So it’s a hung parliament. That isn’t ideal: Britain could do with a strong government with a clear mandate to sort out the fiscal mess that Gordon Brown has landed us in. But it need not be the chaotic disaster that some pundits were predicting in the run up to the election.
I think by far the most likely outcome at this stage is a minority Tory administration. After Nick Clegg’s remarks a few moments ago, it is clearly David Cameron’s ball to run with, so here’s what he could do:
First, come to some accommodation with the Ulster Unionists. This should be relatively straightforward.
Second, get on the phone to SNP leader Alex Salmond. Offer fiscal autonomy for Holyrood and a referendum on Scottish independence in return for his support. He would be a fool not to leap at the offer.
Third, since that still wouldn’t give the Tories control of the Commons, try to co-opt the Lib Dems. There’s no need for a coalition – all the Conservatives really need is Lib Dem backing for their budget. Letting Nick Clegg have his ‘Council for Financial Stability’ is an obvious olive branch.
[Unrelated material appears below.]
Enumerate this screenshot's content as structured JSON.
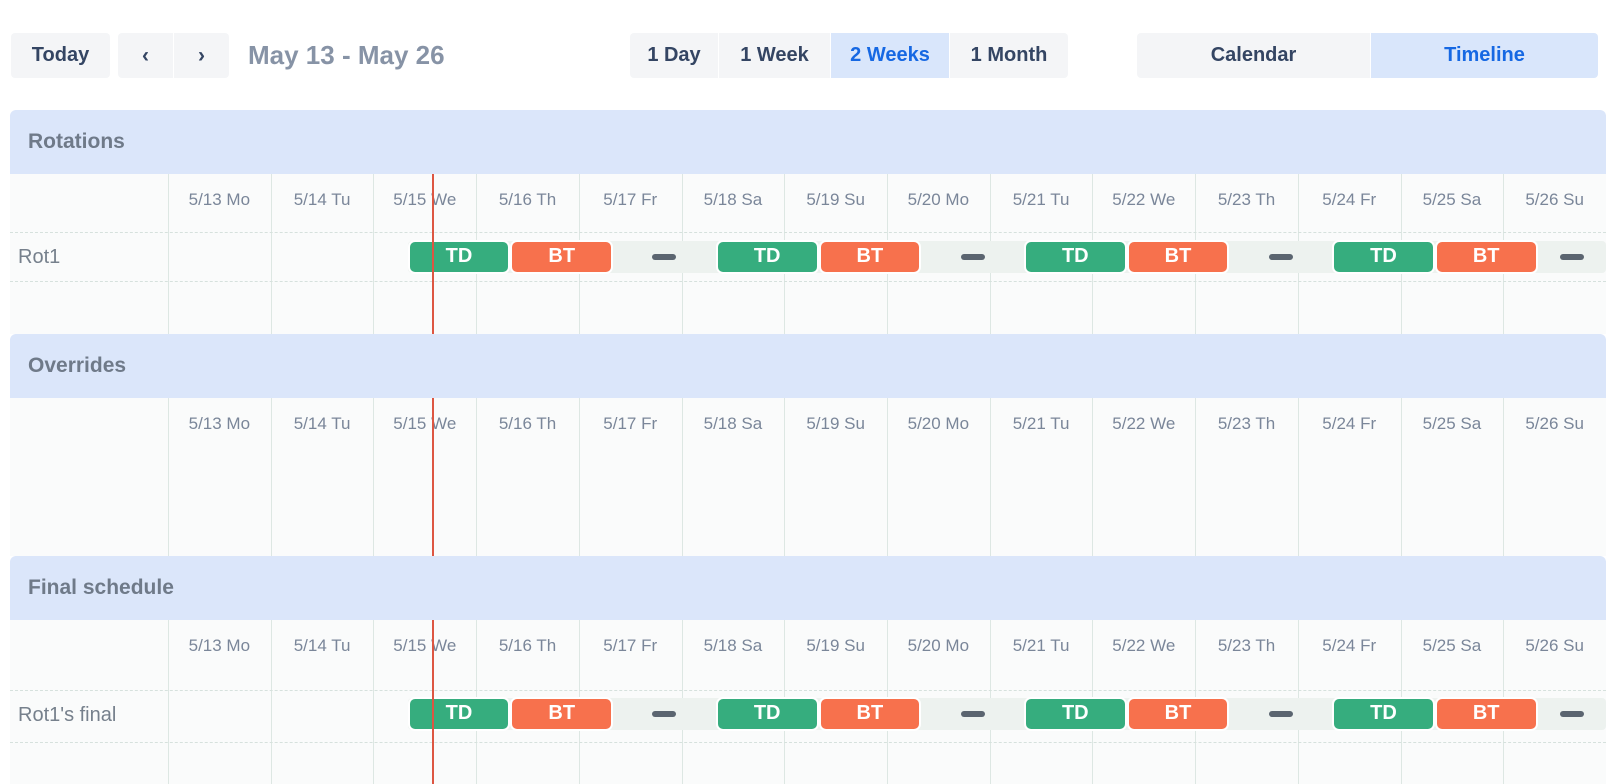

Fourth, focus on what can be done without the need for primary legislation. In reality this is a lot: a public sector efficiency drive, a bonfire of regulations, and even the Tories’ school reforms can be accomplished via secondary legislation and administrative orders.
Fifth, get ready for another election within a year. Come up with a clear platform that (a) people actually understand, and (b) answers the question ‘what will a Conservative government do for me?’
The fact that the Tories only got 36.1 percent of the vote, despite facing a tired government, a discredited, disliked prime minister, and should make them ask some serious questions about their campaign. Thatcher got 43.9 percent in ’79, 42.4 percent in ’83, and 42.4 percent in ’97. John Major got 41.9 percent in ’92. Whatever the spin coming out of CCHQ, last night was not a victory for Project Cameron.